A discussão parece centrar-se em dois dos principais
atributos da vida de casado: Permanência e fidelidade. É impressionante como
foi curta a estrada entre a aceitação social do divórcio unilateral (tanto por
católicos como por não-católicos) à normalização de tantos desvios daquilo que
São João Paulo descreveu como a “norma personalística”. As pessoas não devem
ser um meio para alcançar um fim, são criadas para serem amadas.
As consequências desta inconsistência em relação ao
casamento para as famílias católicas são claras. Há um exemplo actual perto de
mim, uma tragédia que abala minha comunidade suburbana e, em grande medida,
católica. Gostava de poder dizer que é uma situação fora do comum, mas a
verdade é que, por causa do meu trabalho – que envolve escrever e falar sobre o
compromisso das comunidades e dos esposos para com o casamento – conheço várias
situações com traços comuns a esta.
Neste caso um marido católico, altamente respeitado,
casado há 24 anos e pai de cinco crianças, abandonou a sua mulher por outra,
mãe de dois filhos, que por sua vez abandonou o seu marido. O que este homem
deixou para trás foi uma família dilacerada pela confusão, o desespero, a
descrença, revolta e medo. Alguns dos filhos mais novos agarraram-se à mãe.
Outros, mais velhos, abandonaram a fé e com isso mostram as repercussões do
exemplo do seu pai nessa fase das suas vidas.
Como se a traição e o divórcio unilateral não fossem
suficientes (podia-se escrever um livro sobre a vertente legal deste pesadelo:
A justiça para as famílias nos “tribunais de família” é um mito), este homem
engravidou a sua nova parceira e agora vive numa casa com ela e com o filho a
pouca distância do lar que construiu com a sua mulher, com quem na verdade
ainda é casado.
Bruce Jenner, antes e depois |
Mas sucesso para quem – e a que custo? Quais são os
amigos e familiares deste homem que demonstraram a verdadeira caridade de um
confronto compassivo – não só uma vez, mas várias, sem cedências? Que homem de
integridade e força se comprometeu totalmente com este marido e pai católico
durante esta transformação (não tão diferente da de Jenner), fornecendo-lhe o
apoio e a pressão positiva necessárias para restaurar o seu casamento e a sua
família?
De igual modo, haverá alguma amiga de verdade que
continue a desafiar a parceira para regressar aos ensinamentos sobre o
casamento da fé que diz professar? Na sua situação actual isso implicaria, como
primeiro passo, viver em castidade e procurar o perdão pelo mal que já causou.
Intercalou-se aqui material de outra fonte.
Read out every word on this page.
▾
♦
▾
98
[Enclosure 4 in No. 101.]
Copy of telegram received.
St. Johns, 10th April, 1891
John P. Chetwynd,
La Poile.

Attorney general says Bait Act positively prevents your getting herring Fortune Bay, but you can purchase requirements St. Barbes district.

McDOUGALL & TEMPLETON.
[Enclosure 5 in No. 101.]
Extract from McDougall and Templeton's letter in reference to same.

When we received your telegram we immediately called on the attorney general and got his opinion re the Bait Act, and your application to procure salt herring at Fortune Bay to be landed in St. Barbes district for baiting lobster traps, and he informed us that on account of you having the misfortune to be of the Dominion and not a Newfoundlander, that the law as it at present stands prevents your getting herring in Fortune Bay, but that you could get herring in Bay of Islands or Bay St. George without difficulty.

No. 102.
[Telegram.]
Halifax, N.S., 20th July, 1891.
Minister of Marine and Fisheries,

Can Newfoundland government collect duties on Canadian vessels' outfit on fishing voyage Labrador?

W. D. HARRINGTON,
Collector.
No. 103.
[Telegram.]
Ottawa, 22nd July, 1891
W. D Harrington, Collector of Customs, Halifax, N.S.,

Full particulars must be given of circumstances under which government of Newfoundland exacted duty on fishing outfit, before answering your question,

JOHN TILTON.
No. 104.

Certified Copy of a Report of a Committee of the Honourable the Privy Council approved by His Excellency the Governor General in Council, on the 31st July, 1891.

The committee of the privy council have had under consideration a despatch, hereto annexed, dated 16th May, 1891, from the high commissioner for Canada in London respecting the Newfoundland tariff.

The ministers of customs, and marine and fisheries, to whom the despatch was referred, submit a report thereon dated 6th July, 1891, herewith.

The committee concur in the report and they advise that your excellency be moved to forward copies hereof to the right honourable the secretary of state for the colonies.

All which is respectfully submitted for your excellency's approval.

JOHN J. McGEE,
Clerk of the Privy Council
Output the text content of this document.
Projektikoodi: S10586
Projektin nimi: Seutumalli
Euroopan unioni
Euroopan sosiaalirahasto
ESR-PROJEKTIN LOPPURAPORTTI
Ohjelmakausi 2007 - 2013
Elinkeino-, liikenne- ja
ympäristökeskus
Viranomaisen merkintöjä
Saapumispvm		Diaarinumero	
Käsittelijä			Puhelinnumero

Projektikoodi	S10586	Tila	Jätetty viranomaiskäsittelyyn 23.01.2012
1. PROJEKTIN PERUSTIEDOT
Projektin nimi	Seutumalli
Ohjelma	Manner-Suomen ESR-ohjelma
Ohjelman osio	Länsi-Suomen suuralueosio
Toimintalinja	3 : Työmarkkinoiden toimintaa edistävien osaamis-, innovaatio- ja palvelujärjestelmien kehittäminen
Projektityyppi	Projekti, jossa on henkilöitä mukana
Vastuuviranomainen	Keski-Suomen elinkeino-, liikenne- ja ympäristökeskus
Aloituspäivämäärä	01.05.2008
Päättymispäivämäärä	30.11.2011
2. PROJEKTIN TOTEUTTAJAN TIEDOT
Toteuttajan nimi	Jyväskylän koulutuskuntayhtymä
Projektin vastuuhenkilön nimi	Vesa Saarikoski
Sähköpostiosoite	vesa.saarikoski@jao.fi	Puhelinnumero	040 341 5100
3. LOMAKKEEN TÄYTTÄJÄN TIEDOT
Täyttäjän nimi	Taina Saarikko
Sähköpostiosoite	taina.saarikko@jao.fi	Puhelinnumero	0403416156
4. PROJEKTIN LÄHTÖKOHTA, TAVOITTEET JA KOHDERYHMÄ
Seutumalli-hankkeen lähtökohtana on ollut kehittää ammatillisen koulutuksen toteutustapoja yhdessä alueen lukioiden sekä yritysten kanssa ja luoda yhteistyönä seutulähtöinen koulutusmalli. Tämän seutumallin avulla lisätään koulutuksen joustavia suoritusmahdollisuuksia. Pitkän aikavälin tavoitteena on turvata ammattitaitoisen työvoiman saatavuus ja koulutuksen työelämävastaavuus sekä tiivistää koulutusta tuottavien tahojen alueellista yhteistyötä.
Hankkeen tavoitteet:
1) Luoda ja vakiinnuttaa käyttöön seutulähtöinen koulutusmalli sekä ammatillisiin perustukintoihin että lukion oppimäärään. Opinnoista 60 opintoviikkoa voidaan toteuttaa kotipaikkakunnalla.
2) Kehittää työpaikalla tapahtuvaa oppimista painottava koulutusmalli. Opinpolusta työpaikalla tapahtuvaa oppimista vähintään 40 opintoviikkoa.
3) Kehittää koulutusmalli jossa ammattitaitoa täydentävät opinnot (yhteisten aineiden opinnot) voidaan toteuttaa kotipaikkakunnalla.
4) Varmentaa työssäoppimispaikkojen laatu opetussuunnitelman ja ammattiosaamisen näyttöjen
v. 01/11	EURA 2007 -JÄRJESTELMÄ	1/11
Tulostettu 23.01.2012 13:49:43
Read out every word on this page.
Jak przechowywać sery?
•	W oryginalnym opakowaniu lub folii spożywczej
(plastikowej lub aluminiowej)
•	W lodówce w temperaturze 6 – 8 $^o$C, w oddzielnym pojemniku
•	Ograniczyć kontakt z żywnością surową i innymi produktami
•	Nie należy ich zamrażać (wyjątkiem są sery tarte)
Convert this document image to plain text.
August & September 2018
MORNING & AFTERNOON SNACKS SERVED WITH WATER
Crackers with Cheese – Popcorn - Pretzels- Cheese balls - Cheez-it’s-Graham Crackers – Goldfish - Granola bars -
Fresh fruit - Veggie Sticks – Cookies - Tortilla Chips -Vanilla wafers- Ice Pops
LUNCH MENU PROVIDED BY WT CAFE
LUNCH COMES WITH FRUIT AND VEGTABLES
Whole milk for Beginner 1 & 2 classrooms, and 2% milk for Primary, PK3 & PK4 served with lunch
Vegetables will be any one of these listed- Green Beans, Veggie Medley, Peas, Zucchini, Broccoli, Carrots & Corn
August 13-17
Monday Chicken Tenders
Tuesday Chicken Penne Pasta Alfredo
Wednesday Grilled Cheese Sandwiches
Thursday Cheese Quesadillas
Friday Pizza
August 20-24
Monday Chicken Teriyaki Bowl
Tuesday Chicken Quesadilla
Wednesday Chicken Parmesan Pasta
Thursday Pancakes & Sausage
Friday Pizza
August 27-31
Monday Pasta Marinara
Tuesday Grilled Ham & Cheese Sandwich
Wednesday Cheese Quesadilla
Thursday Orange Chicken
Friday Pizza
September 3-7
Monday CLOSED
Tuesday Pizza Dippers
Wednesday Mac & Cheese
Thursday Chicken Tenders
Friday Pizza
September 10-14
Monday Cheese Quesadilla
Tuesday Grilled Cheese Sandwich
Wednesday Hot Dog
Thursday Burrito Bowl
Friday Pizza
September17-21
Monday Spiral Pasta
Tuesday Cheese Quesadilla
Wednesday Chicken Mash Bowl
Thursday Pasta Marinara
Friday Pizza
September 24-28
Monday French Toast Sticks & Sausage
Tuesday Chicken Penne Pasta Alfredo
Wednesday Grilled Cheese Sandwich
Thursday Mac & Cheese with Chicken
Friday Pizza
A verdadeira compaixão, no sentido de evitar, ou tentar
inverter, o comportamento destrutivo nunca é fácil, mas se exercida com
paciência e fortaleza pode causar um impacto profundo e positivo na vida
daqueles que amamos. A nossa decisão de intervir ou de desviar o olhar
baseia-se, no fundo, na nossa definição de amor autêntico. A caridade consiste
em mantermos o silêncio em nome de uma falsa paz – uma táctica falhada das
últimas cinco décadas que causou danos mensuráveis para incontáveis esposos,
filhos e comunidades católicos? Ou consiste na disposição de darmos a nossa
vida pelos nossos amigos?
Há ainda outra virtude fundamental da nossa fé católica
em jogo nesta discussão: Esperança. Como Jenner, de certo modo parece que o
homem que abandonou o seu casamento já passou para o outro lado – decisões
fatídicas foram já tomadas, o mal está feito.
Mas os católicos são pessoas de esperança. Acreditamos na
promessa do arrependimento, restauração e reconciliação (que estas sejam as
palavras chave do sínodo de 2015). Nunca é tarde de mais para que o Bruce
Jenner se converta – O Bruce que Deus criou e ama permanece, independentemente
do quão escondido e quebrado possa estar.
E nunca é tarde de mais para que todos aqueles que
abandonaram um casamento procurem o perdão, emendem as suas vidas e comecem de
novo, pois Ele renova todas as coisas.
A Drª Hillary Towers é psicóloga de desenvolvimento e mãe
de cinco filhos. O seu trabalho em genética comportamental aparece em vários
livros e revistas académicas. Escreve para muitas publicações de grande tiragem
e escreve frequentemente sobre questões de casamento e abandono esponsal,
sobretudo em relação à forma como esses assuntos são tratados no interior da
Igreja Católica.
(Publicado pela primeira vez no sábado, 20 de Junho de
2015 no The Catholic Thing)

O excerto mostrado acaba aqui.